= Muhammad Shafi (dentist) =

Dentist Surgeon

Muhammad Shafi (1915–1971) was a Bangladeshi dental surgeon who was killed in the Bangladesh Liberation war. Shafi is considered a martyr in Bangladesh.

==Early life==
Shafi was born in Dighira, Hooghly, West Bengal, British India on 5 April 1915. He graduated from Hughli Zila High School in 1930 and from Hawrah Government College in 1932. He completed a diploma degree in dentistry from Calcutta Dental College in 1936, and in 1942 he obtained a BDS from the same college.

==Career==
Shafi joined R. Ahmed Dental Laboratory as a dental surgeon, and later worked at Calcutta Medical College. He had a private practice in Baubazar Street in Kolkata. After the Partition of India, he moved to Chittagong, East Pakistan. He established a private practice in Enayet Bazar.

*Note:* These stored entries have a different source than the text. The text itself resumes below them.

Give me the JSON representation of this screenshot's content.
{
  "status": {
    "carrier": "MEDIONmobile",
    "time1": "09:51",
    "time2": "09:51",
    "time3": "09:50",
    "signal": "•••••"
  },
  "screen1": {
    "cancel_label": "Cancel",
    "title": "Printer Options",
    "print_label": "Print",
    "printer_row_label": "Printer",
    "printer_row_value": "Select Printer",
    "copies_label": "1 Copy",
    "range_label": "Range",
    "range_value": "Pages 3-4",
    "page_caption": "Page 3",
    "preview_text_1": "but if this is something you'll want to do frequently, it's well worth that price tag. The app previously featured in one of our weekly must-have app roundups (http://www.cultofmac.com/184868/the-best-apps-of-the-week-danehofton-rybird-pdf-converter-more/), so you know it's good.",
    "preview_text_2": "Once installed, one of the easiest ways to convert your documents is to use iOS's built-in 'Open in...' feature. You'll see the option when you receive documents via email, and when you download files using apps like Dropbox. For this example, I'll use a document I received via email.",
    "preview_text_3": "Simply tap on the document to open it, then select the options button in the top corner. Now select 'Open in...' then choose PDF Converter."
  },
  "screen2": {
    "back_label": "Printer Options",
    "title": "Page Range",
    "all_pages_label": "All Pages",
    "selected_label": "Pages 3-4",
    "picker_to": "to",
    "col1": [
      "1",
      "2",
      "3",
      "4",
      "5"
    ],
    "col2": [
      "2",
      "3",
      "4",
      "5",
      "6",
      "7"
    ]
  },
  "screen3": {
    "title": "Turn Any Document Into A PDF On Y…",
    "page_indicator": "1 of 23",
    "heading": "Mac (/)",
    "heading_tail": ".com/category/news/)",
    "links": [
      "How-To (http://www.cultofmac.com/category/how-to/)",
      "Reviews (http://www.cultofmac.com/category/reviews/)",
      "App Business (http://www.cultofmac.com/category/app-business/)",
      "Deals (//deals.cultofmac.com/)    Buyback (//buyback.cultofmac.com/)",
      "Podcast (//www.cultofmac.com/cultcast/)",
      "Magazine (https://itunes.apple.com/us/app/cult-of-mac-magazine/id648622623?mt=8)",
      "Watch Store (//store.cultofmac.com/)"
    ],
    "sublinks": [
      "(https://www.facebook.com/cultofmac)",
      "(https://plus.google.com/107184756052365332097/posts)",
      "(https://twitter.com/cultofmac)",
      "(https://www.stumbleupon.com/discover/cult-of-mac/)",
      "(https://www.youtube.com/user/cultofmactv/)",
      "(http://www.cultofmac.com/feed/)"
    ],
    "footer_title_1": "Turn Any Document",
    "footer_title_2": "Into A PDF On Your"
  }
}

In 1964, he won the National Bank Literary Award for his book Jana-samkha O Sampad.

In 1971, he supported the non-cooperation movement. He helped the Mukti Bahini in the Bangladesh Liberation war, which started on 25 March. He helped the staff of Chittagong Radio Station with the establishment of Swadhin Bangla Betar Kendra, which was opened in his residence.

==Death==
On 7 April 1971, Shafi was detained by Pakistan Army, but was released on the recommendation of Brigadier Mirza Aslam Beg, a patient of his. His house was raided by Major Bokhari. Major Bokhari searched the residence and found weapons stored for Mukti Bahini. Shafi was arrested with his brother in law, lawyer Khondakar Ehsanul Haque. Both were never seen again and assumed to be dead. His wife, Mushtari Shafi, and his children survived.

On 14 December 1999, Bangladesh Post Office issued commemorative stamps with his name.